Dream in one of Palermo's temples of music: the Teatro Massimo in Palermo, built in 1866 on a location where there were three churches and as many monasteries, and is the subject of a fascinating legend: it seems that one of the nuns whose tomb was destroyed still roams there.

3. 3 tips for things to do in Palermo

What to do in Palermo among the many alternatives that this beautiful and bold city offers to those who visit it? Start with these three.

First, a trip up to the Sanctuary of Saint Rosalie, a spiritual experience that will also give you a wonderful view of the city. Built in the 17th century on the site of earlier religious buildings, the sanctuary was dedicated to the city's patron saint.

Then a trip to the Mondello beach in Palermo, just 11 km from the city centre. A paradise for those who love the sea life, with fine sand and crystal clear sea, it is considered one of the most beautiful beaches in Palermo.

When you have come this far, you will know what the third thing to do is. A tour by boat, recommended also for those who want to enjoy water sports, to explore the magnificent gulf of Mondello. 

4. What to eat in Palermo: 3 specialities

Deciding what to eat in Palermo is both simple and very difficult, because of the variety of Sicilian and Palermo cuisine in particular: it is not without reason that the city enjoys the title of European Capital of Street Food.

  • You should not miss out on stigghiola, a traditional dish made from the intestines of lamb. Don't ask how it is made, just taste it and you won't regret it.
  • The second staple of Palermo cuisine is the anelletti al forno, which comes in two versions and as many schools of thought: ragout and peas or tomato sauce and aubergines.
  • Lastly, the Palermo sfincione, a long, soft pizza with a sauce of onions, Sicilian caciocavallo cheese, breadcrumbs, oregano and anchovies.

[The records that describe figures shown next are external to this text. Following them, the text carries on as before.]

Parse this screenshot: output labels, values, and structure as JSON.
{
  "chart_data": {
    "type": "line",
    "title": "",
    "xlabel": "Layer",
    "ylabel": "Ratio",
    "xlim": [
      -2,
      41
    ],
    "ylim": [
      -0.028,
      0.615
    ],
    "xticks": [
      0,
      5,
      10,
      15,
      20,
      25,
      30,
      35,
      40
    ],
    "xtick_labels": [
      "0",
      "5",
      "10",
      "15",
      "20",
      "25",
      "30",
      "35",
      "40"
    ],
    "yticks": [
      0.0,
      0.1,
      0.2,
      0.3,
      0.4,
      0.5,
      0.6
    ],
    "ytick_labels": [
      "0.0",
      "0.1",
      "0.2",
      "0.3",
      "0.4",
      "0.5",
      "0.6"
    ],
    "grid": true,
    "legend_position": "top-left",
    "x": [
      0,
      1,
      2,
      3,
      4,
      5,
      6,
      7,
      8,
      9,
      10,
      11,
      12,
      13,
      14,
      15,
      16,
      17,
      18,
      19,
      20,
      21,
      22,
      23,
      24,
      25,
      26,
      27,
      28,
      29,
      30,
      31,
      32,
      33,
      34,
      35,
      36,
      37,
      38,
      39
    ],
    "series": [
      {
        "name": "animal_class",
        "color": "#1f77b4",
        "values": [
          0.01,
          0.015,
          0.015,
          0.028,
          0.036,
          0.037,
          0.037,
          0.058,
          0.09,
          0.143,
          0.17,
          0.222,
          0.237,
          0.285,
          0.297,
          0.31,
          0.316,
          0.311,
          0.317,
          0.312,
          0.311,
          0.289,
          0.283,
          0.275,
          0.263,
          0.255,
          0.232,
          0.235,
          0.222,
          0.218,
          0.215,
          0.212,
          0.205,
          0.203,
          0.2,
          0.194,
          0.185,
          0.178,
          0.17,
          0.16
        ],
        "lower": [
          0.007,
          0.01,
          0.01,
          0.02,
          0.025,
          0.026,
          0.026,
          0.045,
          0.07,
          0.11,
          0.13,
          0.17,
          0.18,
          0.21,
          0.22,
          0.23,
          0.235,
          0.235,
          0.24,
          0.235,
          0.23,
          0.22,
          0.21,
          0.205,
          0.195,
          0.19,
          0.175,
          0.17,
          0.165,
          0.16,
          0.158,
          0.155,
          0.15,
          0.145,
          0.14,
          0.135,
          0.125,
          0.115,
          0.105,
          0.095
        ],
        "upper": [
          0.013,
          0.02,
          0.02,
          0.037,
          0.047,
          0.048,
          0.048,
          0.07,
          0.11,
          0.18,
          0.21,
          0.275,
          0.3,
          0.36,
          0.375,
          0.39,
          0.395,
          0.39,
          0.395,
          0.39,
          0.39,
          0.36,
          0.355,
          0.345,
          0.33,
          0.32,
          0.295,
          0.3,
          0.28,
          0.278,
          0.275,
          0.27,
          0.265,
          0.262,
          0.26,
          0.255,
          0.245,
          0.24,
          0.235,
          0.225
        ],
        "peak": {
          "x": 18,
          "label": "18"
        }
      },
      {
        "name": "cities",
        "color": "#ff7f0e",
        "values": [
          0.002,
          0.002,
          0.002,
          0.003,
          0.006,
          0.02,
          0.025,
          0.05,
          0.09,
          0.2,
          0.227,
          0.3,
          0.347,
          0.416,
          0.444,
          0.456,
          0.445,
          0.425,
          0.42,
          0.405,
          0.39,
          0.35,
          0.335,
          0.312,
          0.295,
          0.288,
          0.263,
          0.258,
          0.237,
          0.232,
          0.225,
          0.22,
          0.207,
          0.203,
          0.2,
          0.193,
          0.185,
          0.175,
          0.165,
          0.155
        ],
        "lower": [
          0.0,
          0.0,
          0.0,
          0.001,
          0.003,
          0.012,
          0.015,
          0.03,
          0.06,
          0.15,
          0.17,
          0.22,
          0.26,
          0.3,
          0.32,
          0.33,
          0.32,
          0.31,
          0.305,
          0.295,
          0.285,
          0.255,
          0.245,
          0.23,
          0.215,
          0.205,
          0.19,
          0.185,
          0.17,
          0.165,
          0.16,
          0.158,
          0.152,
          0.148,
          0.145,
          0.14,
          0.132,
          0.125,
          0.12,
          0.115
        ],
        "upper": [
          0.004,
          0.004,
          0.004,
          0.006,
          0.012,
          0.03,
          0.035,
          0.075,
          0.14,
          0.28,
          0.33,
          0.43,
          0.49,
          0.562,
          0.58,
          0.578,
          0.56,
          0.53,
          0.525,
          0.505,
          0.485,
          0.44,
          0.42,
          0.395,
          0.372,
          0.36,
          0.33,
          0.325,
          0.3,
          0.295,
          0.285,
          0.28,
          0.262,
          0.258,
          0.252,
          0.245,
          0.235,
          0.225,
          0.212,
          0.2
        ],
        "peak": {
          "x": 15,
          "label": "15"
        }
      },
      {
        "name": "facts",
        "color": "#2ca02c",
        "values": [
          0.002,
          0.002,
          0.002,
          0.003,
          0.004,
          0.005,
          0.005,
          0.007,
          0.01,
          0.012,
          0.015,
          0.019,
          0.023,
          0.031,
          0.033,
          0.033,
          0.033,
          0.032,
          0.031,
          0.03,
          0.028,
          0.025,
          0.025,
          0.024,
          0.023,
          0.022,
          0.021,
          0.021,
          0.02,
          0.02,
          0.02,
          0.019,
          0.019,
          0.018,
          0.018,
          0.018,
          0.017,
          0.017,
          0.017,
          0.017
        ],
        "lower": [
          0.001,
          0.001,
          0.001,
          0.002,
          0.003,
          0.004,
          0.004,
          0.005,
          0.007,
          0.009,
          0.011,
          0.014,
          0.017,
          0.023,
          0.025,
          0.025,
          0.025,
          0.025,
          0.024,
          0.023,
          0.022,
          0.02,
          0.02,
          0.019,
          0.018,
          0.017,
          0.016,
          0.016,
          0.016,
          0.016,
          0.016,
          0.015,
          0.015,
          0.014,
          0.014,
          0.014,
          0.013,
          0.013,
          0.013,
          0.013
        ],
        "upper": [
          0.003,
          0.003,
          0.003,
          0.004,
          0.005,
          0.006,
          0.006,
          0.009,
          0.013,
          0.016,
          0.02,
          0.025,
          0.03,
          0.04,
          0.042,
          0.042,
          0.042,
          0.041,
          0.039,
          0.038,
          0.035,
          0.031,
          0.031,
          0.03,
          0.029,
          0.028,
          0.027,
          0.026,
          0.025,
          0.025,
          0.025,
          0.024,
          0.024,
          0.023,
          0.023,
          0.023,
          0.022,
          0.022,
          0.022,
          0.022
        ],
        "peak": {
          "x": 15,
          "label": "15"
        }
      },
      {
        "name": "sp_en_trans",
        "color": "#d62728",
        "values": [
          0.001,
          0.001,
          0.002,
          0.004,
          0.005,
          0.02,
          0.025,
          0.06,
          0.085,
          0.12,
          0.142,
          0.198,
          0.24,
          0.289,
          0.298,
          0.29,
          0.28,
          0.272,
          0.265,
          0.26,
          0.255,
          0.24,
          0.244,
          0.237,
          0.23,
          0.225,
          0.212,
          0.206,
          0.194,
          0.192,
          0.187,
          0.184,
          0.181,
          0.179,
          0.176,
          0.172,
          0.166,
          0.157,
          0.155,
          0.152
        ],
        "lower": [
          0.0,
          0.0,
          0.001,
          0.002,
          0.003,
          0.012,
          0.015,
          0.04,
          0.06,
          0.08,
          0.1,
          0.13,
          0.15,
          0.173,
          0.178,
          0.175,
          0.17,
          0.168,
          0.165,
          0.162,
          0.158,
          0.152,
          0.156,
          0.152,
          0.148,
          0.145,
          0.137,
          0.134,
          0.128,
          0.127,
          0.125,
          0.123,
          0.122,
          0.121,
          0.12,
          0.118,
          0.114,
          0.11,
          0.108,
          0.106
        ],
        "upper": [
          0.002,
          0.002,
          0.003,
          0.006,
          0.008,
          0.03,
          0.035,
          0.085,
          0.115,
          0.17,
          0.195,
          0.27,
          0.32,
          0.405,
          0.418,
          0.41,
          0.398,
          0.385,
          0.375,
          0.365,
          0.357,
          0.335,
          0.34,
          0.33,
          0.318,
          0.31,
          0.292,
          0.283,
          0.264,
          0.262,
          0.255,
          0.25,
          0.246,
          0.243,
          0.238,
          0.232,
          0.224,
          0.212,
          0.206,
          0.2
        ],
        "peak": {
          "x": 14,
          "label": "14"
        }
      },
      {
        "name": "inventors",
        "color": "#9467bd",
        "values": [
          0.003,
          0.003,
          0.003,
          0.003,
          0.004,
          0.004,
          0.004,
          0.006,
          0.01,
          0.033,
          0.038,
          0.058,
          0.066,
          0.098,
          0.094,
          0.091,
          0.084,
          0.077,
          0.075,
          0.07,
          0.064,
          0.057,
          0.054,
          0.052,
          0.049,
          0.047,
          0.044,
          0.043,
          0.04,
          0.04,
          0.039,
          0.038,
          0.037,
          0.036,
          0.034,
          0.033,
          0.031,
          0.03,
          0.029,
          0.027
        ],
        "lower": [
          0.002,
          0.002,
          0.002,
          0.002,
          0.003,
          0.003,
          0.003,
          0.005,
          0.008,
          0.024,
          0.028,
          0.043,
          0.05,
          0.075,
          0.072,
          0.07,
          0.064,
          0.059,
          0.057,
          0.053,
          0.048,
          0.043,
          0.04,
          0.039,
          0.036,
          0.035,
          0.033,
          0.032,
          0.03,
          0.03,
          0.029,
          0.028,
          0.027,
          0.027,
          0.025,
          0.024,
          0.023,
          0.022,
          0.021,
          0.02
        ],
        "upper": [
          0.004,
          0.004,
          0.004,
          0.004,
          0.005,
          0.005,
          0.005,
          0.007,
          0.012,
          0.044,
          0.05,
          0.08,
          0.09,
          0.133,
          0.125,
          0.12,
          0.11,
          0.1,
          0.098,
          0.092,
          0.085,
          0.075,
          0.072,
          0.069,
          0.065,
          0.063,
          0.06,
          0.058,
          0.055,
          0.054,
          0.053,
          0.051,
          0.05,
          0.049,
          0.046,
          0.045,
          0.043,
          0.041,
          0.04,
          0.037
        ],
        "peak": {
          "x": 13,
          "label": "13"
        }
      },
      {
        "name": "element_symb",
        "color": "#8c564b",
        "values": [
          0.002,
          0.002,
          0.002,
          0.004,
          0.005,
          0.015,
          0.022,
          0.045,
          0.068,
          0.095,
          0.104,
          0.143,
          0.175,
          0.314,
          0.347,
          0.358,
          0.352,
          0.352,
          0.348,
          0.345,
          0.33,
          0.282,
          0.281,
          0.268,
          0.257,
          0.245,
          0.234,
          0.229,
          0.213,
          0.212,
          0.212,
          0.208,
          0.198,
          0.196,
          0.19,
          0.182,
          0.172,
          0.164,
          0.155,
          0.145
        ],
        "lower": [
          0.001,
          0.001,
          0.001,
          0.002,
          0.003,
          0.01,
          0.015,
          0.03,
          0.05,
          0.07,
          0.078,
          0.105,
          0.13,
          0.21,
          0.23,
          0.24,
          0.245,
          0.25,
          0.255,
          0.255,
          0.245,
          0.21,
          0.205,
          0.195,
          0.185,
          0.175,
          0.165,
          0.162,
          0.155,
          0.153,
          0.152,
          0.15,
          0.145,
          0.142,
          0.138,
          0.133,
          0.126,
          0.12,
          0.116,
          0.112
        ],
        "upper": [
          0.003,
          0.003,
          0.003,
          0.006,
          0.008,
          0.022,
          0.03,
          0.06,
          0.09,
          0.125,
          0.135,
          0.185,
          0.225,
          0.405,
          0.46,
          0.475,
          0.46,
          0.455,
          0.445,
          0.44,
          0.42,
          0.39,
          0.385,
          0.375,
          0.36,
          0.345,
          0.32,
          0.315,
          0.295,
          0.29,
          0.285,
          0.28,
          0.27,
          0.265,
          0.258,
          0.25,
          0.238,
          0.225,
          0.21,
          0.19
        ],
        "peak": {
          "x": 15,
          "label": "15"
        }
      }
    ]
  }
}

But if you had a "little space" left, you could also have arancine, pane e panelle, and crocchè, pani c'a meusa (bread with spleen), cannoli...

5. Unique places in Palermo

Palermo is full of unusual places, and anyone who has been to this bustling, outspoken city at least once will not be surprised.

Starting with the Pretoria Fountain, made in 1554 by the sculptor Camilliani to decorate a Florentine villa, it was purchased by the Palermo Senate and arrived in Palermo dismantled in 644 pieces. It was reassembled in a different way from the original design.

Don't miss Santa Maria dello Spasimo, an event centre converted out of an unfinished church in the Kalsa district: to watch a show or the stars, as the building has no ceiling, and Palazzo Chiaramonte Steri, built in 1320 by Manfredi I and belonging to the Chiaramonte family, it represented one of the most important families in western Sicily. Nowadays, it is the headquarters of the Rectorate of the University of Palermo.